The three telecommunications carriers of KDDI, Softbank, and Rakuten have announced that they will perform verification tests for communications employing joint-use antenna facilities for “5G,” the next generation of wireless network technology. The tests will be conducted from April through September 2019. Joining hands with TEPCO Power Grid (PG), an electricity transmission and distribution company, they will set up joint-use antennae on utility poles. 5G requires more base stations than the current 4G does, and the companies aim to reduce their investment costs by employing joint-use facilities.
To date, telecommunications carriers have shared facilities in subway tunnels and other places where it is hard to install antennae, but it has been rare for carriers to share facilities in ordinary areas. From the perspective of safety, the installation of antennae on utility poles has generally been limited to one per utility pole, it is said.
TEPCO PG will install joint-use antennae on its utility poles in the Kanto region, and the mobile carriers will each install a base station on the lower half of the pole. The details of the tests, including where they will be conducted, will be decided in coming days. The tests will mainly examine radio interference and stability.
The companies aim to reduce the burden of their 5G investment by installing joint-use antennae. The radio waves used in 5G do not travel as far as those employed in 4G. For example, the frequency of the 28 GHz frequency band, which has been allocated to 5G, is said to be able to travel a radius of only a few hundred meters. More base stations must be set up to build a network that is easily connectable. NTT Docomo and KDDI each plan to invest 1 trillion yen in 5G over the next five years.

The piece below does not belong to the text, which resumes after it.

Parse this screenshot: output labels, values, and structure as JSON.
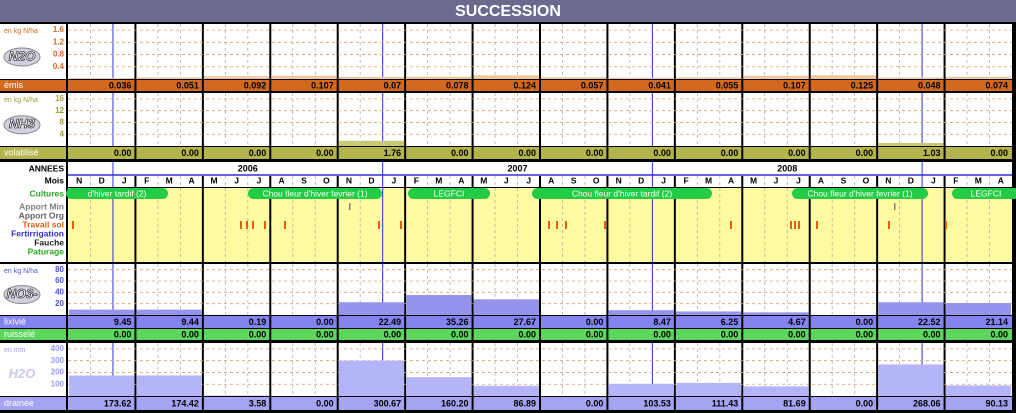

The three companies are mulling also working with other electricity transmission and distribution companies in addition to TEPCO PG. Docomo says, “We are mulling participating in the testing once the 5G radio waves have actually been allocated.”
The Ministry of Internal Affairs and Communications says that securing places to install base stations will be an issue in the roll-out of 5G. At the end of 2018, the Ministry announced guidelines for the joint use of some facilities indoors and outdoors.